Privatização da TAP por Passos Coelho tinha “flagrante auxílio de Estado” (e houve uma “reunião muito má” com Neeleman e Pedrosa para revertê-la)

9 mai 2023, 16:59
Diogo Lacerda Machado (André Kosters/Lusa)

Trata-se de declarações no Parlamento de Diogo Lacerda Machado, conhecido como amigo do primeiro-ministro, António Costa

Diogo Lacerda Machado, antigo administrador da TAP escolhido pelo Governo de António Costa, defendeu que a privatização da TAP em 2015 foi feita por um “governo efémero, despojado da mais elementar legitimidade política”, liderado por Pedro Passos Coelho. E avisou que havia na operação um “flagrante auxílio de Estado”.

Numa audição da comissão de Economia, Lacerda Machado expressou uma “enorme perplexidade perante a carta-conforto da Parpública” aos bancos credores da TAP no sentido de aceitarem a privatização. Para Lacerda Machado, esta comunicação deixava ao Estado a obrigação de cobrir os riscos dos novos donos da TAP, que ficaria “vinculado a responder pelo passivo” da Atlantic Gateway de David Neeleman e Humberto Pedrosa.

O advogado lembrou mesmo as palavras de Pedro Passos Coelho quando o próprio Lacerda Machado assumiu o cargo de administrador na TAP: “A medida da minha vergonha, comparada com essa outra vergonha de quem fez aquilo, é de para aí 990 milhões de euros. É essa a distância”. Ou seja, a distância entre os 10 milhões de euros pelos quais a TAP foi vendida em 2015 e o valor com que está agora avaliada.

Ainda assim, no decorrer da audição, Lacerda Machado viria a admitir a necessidade de privatizar a TAP nessa altura, face à "agonia profunda" na tesouraria da empresa. “Fernando Pinto vivia em desespero.”

“Reunião muito má”

Diogo Lacerda Machado lembrou que, no momento da sua saída da TAP, em março de 2021 – “renúncia irrevogável, incondicional e sem direito a qualquer indemnização ou compensação pecuniária” –, voltou a defender a intenção do Governo socialista de reverter os contornos da privatização da TAP, lembrando que foi essa opção que permitiu a “salvaguarda do interesse público”, o “efetivo controlo estratégico sobre a TAP” e uma “gestão profissional, voltada para o mercado”.

Lacerda Machado lembrou que foi o ex-ministro das Infraestruturas Pedro Marques quem deu o pontapé de saída para esse processo que devolvia ao Estado o controlo da TAP. A primeira reunião aconteceu em dezembro de 2015.

“Do outro lado da mesa estava Humberto Pedrosa, David Neeleman e o advogado Diogo Perestrello. A reunião foi muito má. Acabou da pior maneira possível, em aparente impossibilidade de se abrir o processo de diálogo que foi sugerido na altura. A partir daí foi o ministro Pedro Marques que me pediu que, com Diogo Perestrello como interlocutor, procurasse trazer a Atlantic Gateway para a mesa.”

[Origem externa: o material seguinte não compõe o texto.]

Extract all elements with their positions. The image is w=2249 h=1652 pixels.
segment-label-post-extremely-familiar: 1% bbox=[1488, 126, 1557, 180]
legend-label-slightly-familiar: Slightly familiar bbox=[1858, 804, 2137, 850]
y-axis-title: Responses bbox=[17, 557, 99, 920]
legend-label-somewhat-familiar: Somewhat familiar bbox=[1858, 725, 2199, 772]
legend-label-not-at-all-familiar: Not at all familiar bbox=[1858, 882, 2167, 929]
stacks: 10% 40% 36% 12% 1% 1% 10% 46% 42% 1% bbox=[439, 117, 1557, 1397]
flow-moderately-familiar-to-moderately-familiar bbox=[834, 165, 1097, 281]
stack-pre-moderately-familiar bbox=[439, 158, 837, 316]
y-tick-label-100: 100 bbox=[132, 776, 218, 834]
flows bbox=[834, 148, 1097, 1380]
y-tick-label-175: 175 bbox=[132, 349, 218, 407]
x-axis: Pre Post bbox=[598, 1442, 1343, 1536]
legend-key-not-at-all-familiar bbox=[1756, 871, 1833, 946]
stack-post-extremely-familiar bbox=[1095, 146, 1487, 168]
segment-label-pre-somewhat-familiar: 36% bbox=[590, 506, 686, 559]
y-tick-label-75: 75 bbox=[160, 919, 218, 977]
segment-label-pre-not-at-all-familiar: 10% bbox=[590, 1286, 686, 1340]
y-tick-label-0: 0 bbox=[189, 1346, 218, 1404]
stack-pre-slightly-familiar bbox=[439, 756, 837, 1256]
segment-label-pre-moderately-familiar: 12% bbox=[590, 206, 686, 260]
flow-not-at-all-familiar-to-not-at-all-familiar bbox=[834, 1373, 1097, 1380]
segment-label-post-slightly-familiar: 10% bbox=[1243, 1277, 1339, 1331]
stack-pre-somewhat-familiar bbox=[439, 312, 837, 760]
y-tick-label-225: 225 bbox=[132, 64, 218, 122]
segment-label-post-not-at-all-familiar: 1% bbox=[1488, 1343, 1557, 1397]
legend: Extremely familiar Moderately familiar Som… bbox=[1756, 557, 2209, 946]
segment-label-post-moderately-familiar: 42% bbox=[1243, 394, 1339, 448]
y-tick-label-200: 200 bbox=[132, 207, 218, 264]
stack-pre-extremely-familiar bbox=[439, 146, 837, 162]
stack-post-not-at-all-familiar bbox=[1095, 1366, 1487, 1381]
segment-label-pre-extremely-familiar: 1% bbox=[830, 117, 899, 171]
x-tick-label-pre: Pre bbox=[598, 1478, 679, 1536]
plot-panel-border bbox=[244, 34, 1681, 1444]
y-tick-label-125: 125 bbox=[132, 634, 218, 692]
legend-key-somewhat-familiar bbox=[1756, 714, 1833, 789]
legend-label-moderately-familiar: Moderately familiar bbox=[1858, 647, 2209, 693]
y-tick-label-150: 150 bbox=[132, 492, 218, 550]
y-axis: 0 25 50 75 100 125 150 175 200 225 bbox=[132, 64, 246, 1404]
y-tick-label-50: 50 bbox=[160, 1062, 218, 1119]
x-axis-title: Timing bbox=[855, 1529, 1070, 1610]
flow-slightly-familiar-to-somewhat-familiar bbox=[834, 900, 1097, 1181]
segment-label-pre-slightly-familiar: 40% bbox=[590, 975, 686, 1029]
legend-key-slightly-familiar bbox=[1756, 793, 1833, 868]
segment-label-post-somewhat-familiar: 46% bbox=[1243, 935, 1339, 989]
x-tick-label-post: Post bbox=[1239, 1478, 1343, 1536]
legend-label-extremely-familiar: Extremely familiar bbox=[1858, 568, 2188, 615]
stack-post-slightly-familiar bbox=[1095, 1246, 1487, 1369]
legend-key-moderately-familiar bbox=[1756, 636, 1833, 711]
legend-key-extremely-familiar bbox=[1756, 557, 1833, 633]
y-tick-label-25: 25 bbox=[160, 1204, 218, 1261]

Lacerda Machado foi, à altura, o consultor escolhido pelo Estado para renegociar com os privados esta alteração de posição acionista na TAP.

Impacto da pandemia

O desejo, agora, é que a TAP ultrapasse a “duríssima prova por que está a passar, talvez a maior de todas, que é consequência exclusiva da tragédia sanitária”.

Lacerda Machado confirmou que tanto os acionistas privados como o Estado foram chamados a capitalizar a empresa devido ao impacto da covid-19.

“A resposta dos acionistas privados foi ‘nós podemos ajudar’. E fizeram por isso nas semanas seguintes, tentando encontrar soluções de financiamento que pudessem permitir apenas ter garantia de Estado e não necessariamente desembolso.”

O antigo administrador lembrou que a TAP foi “a última companhia da Europa” a receber dinheiro do Estado para lidar com a pandemia: “O dinheiro entrou em julho, deixámos de receber em março. A TAP tinha a maior tesouraria de todas, mais que a Lufthansa”.